Latino teens who were overweight or obese showed particularly strong and enduring benefits from switching to calorie-free beverages: After one year, they were an average of 14 pounds lighter than their peers who didn't change their drinking habits, and after two years they were 20 pounds lighter.
"For certain populations, paying attention to these relatively simple things, such as sugar-sweetened beverage intake, can really have an impact," said Dr. David M. Harlan, a leading expert on obesity and diabetes at the University of Massachusetts Medical School.

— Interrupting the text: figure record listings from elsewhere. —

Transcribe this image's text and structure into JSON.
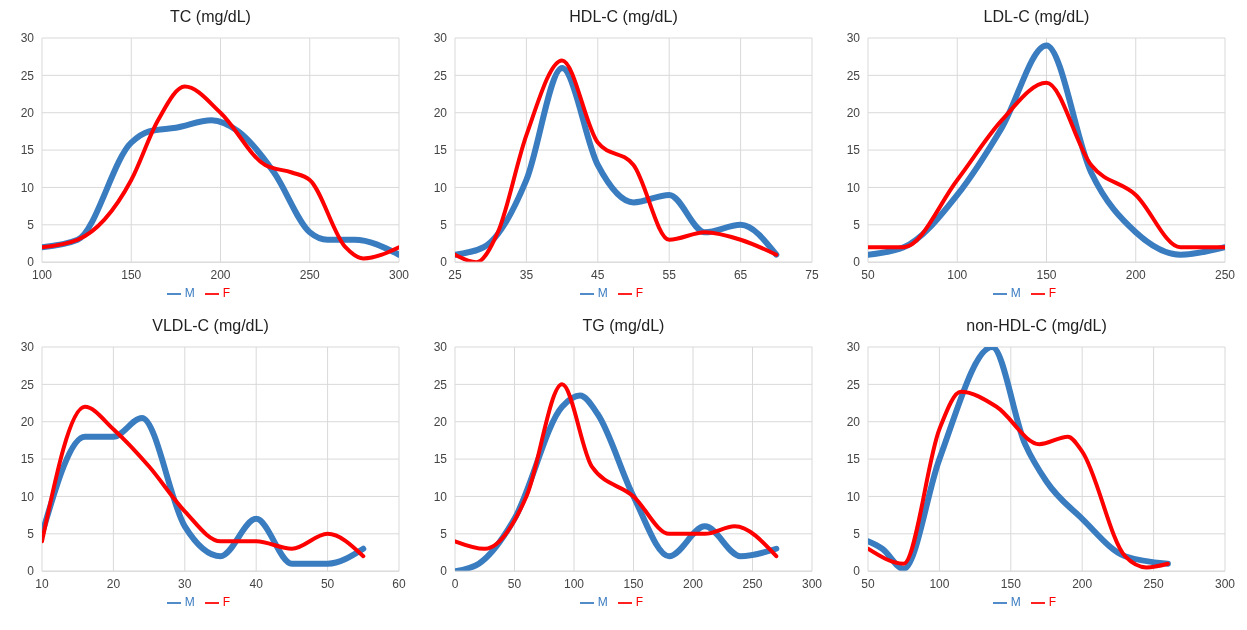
{
  "chart_data": [
    {
      "type": "line",
      "title": "TC (mg/dL)",
      "xlim": [
        100,
        300
      ],
      "xticks": [
        100,
        150,
        200,
        250,
        300
      ],
      "ylim": [
        0,
        30
      ],
      "yticks": [
        0,
        5,
        10,
        15,
        20,
        25,
        30
      ],
      "grid": true,
      "legend": "bottom",
      "series": [
        {
          "name": "M",
          "color": "#3a7cc0",
          "x": [
            100,
            120,
            150,
            160,
            175,
            195,
            210,
            230,
            250,
            260,
            275,
            300
          ],
          "values": [
            2,
            3,
            16,
            17.5,
            18,
            19,
            17.5,
            12,
            4,
            3,
            3,
            1
          ]
        },
        {
          "name": "F",
          "color": "#ff0000",
          "x": [
            100,
            120,
            150,
            165,
            180,
            200,
            225,
            240,
            250,
            270,
            280,
            300
          ],
          "values": [
            2,
            3,
            11,
            19,
            23.5,
            20,
            13,
            12,
            11,
            2,
            0.5,
            2
          ]
        }
      ]
    },
    {
      "type": "line",
      "title": "HDL-C (mg/dL)",
      "xlim": [
        25,
        75
      ],
      "xticks": [
        25,
        35,
        45,
        55,
        65,
        75
      ],
      "ylim": [
        0,
        30
      ],
      "yticks": [
        0,
        5,
        10,
        15,
        20,
        25,
        30
      ],
      "grid": true,
      "legend": "bottom",
      "series": [
        {
          "name": "M",
          "color": "#3a7cc0",
          "x": [
            25,
            29,
            35,
            40,
            45,
            50,
            55,
            60,
            65,
            70
          ],
          "values": [
            1,
            2,
            11,
            26,
            13,
            8,
            9,
            4,
            5,
            1
          ]
        },
        {
          "name": "F",
          "color": "#ff0000",
          "x": [
            25,
            28,
            31,
            35,
            40,
            45,
            50,
            55,
            60,
            65,
            70
          ],
          "values": [
            1,
            0,
            4,
            17,
            27,
            16,
            13,
            3,
            4,
            3,
            1
          ]
        }
      ]
    },
    {
      "type": "line",
      "title": "LDL-C (mg/dL)",
      "xlim": [
        50,
        250
      ],
      "xticks": [
        50,
        100,
        150,
        200,
        250
      ],
      "ylim": [
        0,
        30
      ],
      "yticks": [
        0,
        5,
        10,
        15,
        20,
        25,
        30
      ],
      "grid": true,
      "legend": "bottom",
      "series": [
        {
          "name": "M",
          "color": "#3a7cc0",
          "x": [
            50,
            70,
            100,
            125,
            150,
            175,
            200,
            225,
            250
          ],
          "values": [
            1,
            2,
            9,
            18,
            29,
            12,
            4,
            1,
            2
          ]
        },
        {
          "name": "F",
          "color": "#ff0000",
          "x": [
            50,
            70,
            100,
            125,
            150,
            175,
            200,
            225,
            250
          ],
          "values": [
            2,
            2,
            11,
            19,
            24,
            13,
            9,
            2,
            2
          ]
        }
      ]
    },
    {
      "type": "line",
      "title": "VLDL-C (mg/dL)",
      "xlim": [
        10,
        60
      ],
      "xticks": [
        10,
        20,
        30,
        40,
        50,
        60
      ],
      "ylim": [
        0,
        30
      ],
      "yticks": [
        0,
        5,
        10,
        15,
        20,
        25,
        30
      ],
      "grid": true,
      "legend": "bottom",
      "series": [
        {
          "name": "M",
          "color": "#3a7cc0",
          "x": [
            10,
            16,
            20,
            24,
            30,
            35,
            40,
            45,
            50,
            55
          ],
          "values": [
            5,
            18,
            18,
            20.5,
            6,
            2,
            7,
            1,
            1,
            3
          ]
        },
        {
          "name": "F",
          "color": "#ff0000",
          "x": [
            10,
            16,
            20,
            25,
            30,
            35,
            40,
            45,
            50,
            55
          ],
          "values": [
            4,
            22,
            19,
            14,
            8,
            4,
            4,
            3,
            5,
            2
          ]
        }
      ]
    },
    {
      "type": "line",
      "title": "TG (mg/dL)",
      "xlim": [
        0,
        300
      ],
      "xticks": [
        0,
        50,
        100,
        150,
        200,
        250,
        300
      ],
      "ylim": [
        0,
        30
      ],
      "yticks": [
        0,
        5,
        10,
        15,
        20,
        25,
        30
      ],
      "grid": true,
      "legend": "bottom",
      "series": [
        {
          "name": "M",
          "color": "#3a7cc0",
          "x": [
            0,
            20,
            50,
            90,
            105,
            120,
            150,
            180,
            210,
            240,
            270
          ],
          "values": [
            0,
            1,
            7,
            22,
            23.5,
            21,
            10,
            2,
            6,
            2,
            3
          ]
        },
        {
          "name": "F",
          "color": "#ff0000",
          "x": [
            0,
            25,
            60,
            90,
            115,
            150,
            180,
            210,
            235,
            270
          ],
          "values": [
            4,
            3,
            10,
            25,
            14,
            10,
            5,
            5,
            6,
            2
          ]
        }
      ]
    },
    {
      "type": "line",
      "title": "non-HDL-C (mg/dL)",
      "xlim": [
        50,
        300
      ],
      "xticks": [
        50,
        100,
        150,
        200,
        250,
        300
      ],
      "ylim": [
        0,
        30
      ],
      "yticks": [
        0,
        5,
        10,
        15,
        20,
        25,
        30
      ],
      "grid": true,
      "legend": "bottom",
      "series": [
        {
          "name": "M",
          "color": "#3a7cc0",
          "x": [
            50,
            60,
            75,
            100,
            137,
            160,
            175,
            200,
            230,
            260
          ],
          "values": [
            4,
            3,
            0.3,
            15,
            30,
            17,
            12,
            7,
            2,
            1
          ]
        },
        {
          "name": "F",
          "color": "#ff0000",
          "x": [
            50,
            75,
            100,
            115,
            140,
            170,
            190,
            200,
            230,
            245,
            260
          ],
          "values": [
            3,
            1,
            19,
            24,
            22,
            17,
            18,
            16,
            2,
            0.5,
            1
          ]
        }
      ]
    }
  ]
}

The third study, which linked regular consumption of sugary drinks with genetic differences in adults, may lend support to a growing belief on the part of obesity researchers that some calories matter more than others. While an individual's weight may be determined by comparing calories consumed and calories expended, some experts believe calories from particular sources — including super-sweetened drinks — may have effects beyond the simple units of energy they contain, Harlan said.
The findings, presented Friday at the annual meeting of the Obesity Society in San Antonio, come as momentum builds for a raft of controversial measures that aim to drive down consumption of sugar-sweetened drinks.
Last week, the New York City Board of Health voted to implement a ban on the sale of sugar-sweetened drinks larger than 16 ounces at 24,000 restaurants, snack bars, movie theaters and sports arenas.
In June, the American Medical Assn. broke a years-long silence and called taxes on sugar-sweetened beverages one effective method of improving health and reducing consumption of the high-calorie drinks. The American Heart Assn. has already endorsed such taxes, and Dr. Thomas Frieden, director of the Centers for Disease Control and Prevention, has called taxes "the single most effective measure to reverse the obesity epidemic."
The Obama administration and about 30 state legislatures have considered levying sales taxes on sugar-sweetened beverages, prompting beverage manufacturers to spend $60 million on lobbying, according to the Center for Responsive Politics.